My second graders and I recently purchased and put together the SparkFun Paper Circuits Kit. This kit helped my students understand what a circuit is, how a circuit works, and how to create their very own paper circuit.
I modeled how to create the circuit after teaching my students what a circuit is and how a circuit works. Then, my students made their own paper circuits.
What I didn't realize was how much learning would take place when a student's circuit didn't work. I brought my students back together to discuss why some circuits didn't work. My students were able to problem solve and figured out every problem. This was the most exciting part because this is where the real learning occurred.
For example, my students figured out one circuit didn't work because a student cut the copper tape at the ends. Another circuit didn't work because the tape that was holding the legs of the LED wasn't secure while another circuit didn't work because the entire LED leg wasn't touching the copper tape. Finally, another paper circuit didn't work because the battery was placed the wrong way.
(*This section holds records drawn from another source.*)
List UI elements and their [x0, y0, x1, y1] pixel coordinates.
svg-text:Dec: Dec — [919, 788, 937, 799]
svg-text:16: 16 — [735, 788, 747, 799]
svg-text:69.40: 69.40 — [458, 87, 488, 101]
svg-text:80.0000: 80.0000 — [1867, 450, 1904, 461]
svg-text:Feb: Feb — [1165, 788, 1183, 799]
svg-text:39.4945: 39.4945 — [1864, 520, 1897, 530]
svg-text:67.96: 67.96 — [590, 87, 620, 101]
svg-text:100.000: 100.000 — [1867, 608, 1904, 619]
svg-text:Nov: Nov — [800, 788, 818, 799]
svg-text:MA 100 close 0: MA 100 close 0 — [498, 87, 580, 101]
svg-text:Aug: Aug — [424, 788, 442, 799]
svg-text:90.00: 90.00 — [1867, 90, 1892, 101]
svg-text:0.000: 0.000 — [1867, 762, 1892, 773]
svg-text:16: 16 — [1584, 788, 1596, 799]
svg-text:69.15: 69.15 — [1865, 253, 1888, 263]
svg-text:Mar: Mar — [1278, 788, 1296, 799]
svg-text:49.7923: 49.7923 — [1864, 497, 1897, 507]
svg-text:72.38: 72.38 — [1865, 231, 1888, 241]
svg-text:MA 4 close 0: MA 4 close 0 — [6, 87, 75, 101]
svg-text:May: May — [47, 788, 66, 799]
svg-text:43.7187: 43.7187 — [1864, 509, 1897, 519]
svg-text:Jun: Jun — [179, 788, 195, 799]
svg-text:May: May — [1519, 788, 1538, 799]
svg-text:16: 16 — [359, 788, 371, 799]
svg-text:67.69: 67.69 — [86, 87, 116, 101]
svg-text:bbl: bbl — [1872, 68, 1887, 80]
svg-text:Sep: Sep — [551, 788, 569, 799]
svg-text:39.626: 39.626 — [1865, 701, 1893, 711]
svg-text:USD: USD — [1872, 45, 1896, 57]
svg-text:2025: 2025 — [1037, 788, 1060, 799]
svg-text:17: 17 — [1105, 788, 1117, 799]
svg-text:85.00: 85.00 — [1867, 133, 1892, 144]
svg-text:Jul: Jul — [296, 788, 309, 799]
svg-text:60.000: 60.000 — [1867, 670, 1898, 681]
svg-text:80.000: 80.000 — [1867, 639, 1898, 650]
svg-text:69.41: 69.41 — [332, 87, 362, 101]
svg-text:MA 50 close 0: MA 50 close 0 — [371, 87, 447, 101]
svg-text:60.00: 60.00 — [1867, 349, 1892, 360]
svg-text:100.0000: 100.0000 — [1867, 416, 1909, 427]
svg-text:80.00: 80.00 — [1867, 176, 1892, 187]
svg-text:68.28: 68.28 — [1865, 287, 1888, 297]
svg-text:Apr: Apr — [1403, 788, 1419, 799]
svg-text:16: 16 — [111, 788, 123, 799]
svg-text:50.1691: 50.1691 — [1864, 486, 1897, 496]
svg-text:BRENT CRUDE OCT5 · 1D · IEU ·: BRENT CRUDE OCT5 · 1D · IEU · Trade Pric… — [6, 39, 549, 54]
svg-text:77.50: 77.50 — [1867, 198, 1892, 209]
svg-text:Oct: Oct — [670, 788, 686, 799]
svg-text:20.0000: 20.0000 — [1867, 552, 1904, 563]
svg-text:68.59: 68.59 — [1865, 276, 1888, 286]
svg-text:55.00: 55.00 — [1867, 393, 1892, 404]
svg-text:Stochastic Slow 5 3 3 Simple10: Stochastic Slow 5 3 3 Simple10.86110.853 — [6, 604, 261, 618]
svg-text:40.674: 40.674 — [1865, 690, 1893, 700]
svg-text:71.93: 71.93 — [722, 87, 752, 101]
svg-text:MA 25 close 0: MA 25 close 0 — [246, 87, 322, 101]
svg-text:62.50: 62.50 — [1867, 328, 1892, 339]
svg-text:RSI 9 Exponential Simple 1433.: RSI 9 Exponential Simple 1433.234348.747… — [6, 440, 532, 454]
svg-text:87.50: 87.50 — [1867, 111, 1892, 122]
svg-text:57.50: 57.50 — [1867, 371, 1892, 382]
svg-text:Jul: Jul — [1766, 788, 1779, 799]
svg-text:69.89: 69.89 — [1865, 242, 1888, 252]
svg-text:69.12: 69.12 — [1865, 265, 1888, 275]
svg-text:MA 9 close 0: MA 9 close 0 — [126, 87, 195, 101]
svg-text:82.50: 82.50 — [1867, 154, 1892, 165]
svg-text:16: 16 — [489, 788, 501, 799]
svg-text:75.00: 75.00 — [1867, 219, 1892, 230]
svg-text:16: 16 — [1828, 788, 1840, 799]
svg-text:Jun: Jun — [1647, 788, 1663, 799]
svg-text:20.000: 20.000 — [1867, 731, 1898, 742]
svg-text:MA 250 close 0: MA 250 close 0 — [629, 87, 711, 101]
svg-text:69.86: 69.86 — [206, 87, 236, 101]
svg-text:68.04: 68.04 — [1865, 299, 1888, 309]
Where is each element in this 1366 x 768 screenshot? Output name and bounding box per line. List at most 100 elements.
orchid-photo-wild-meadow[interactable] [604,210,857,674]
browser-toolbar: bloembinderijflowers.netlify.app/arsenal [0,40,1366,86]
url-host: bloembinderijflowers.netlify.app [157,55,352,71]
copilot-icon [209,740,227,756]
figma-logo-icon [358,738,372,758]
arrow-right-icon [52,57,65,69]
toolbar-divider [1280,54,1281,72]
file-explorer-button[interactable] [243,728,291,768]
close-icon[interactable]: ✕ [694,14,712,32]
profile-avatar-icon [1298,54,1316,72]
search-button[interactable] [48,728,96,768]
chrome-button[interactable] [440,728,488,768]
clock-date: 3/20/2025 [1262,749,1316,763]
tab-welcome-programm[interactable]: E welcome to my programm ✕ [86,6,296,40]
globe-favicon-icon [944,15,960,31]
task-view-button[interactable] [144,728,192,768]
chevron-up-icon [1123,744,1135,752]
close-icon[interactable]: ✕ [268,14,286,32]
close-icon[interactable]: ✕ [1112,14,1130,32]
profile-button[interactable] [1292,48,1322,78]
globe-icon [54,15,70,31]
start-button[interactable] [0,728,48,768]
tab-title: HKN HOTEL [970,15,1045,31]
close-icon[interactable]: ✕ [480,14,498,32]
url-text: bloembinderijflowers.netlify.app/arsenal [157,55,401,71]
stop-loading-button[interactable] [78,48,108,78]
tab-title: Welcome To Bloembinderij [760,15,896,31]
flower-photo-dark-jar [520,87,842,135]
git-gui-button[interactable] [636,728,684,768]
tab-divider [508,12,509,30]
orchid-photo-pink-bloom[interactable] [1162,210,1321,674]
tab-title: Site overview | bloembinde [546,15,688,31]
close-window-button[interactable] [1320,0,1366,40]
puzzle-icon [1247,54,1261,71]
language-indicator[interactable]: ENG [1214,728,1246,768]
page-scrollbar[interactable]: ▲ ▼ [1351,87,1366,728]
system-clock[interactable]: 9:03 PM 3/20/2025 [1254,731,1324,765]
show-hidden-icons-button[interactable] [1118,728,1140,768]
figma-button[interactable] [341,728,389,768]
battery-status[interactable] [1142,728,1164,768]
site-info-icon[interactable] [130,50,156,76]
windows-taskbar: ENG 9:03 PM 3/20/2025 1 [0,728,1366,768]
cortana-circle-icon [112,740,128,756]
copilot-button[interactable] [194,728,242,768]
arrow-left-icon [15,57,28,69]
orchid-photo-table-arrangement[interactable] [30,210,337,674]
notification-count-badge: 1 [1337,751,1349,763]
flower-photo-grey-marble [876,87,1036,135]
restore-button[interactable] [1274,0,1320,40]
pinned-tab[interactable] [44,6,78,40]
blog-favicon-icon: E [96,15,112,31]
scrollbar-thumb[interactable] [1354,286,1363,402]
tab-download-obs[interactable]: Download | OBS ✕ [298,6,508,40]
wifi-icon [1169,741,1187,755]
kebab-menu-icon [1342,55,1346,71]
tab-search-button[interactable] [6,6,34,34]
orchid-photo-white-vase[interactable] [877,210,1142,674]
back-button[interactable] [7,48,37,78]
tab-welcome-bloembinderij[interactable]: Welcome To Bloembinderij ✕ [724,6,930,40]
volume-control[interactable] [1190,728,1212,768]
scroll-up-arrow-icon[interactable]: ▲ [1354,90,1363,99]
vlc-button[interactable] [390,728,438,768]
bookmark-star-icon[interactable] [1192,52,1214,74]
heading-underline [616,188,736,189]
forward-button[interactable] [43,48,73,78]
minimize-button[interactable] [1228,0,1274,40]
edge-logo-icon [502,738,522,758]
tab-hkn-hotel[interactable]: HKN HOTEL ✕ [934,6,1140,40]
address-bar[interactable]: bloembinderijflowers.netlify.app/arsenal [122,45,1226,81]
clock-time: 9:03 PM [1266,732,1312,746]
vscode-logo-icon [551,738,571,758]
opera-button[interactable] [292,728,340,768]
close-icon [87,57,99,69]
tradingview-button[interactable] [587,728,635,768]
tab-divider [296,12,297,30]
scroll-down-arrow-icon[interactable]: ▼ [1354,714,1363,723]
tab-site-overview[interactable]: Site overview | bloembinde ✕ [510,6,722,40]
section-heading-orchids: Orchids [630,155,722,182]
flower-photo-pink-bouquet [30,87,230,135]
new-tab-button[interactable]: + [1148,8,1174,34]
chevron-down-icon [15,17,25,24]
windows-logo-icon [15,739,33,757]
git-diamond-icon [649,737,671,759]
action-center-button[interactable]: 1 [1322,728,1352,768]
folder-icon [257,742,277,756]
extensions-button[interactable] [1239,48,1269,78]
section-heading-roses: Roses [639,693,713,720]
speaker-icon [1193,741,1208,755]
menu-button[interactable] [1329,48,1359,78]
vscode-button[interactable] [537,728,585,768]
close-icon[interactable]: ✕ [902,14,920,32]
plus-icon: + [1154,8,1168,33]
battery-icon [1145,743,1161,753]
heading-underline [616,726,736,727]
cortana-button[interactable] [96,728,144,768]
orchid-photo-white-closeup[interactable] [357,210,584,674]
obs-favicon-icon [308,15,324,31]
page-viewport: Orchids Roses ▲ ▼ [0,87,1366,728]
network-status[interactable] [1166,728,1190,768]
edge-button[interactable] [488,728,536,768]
My students and I enjoyed this problem solving the most. We were able to discuss the "why" which extended their knowledge about paper circuits and really solidified their learning. Plus, all students were able to take home their very own paper circuit and share with their families what they learned! Thank you SparkFun for providing this wonderful learning experience for us!
Jamie Roth is a second grade teacher at Fireside Elementary School in Louisville, Colorado.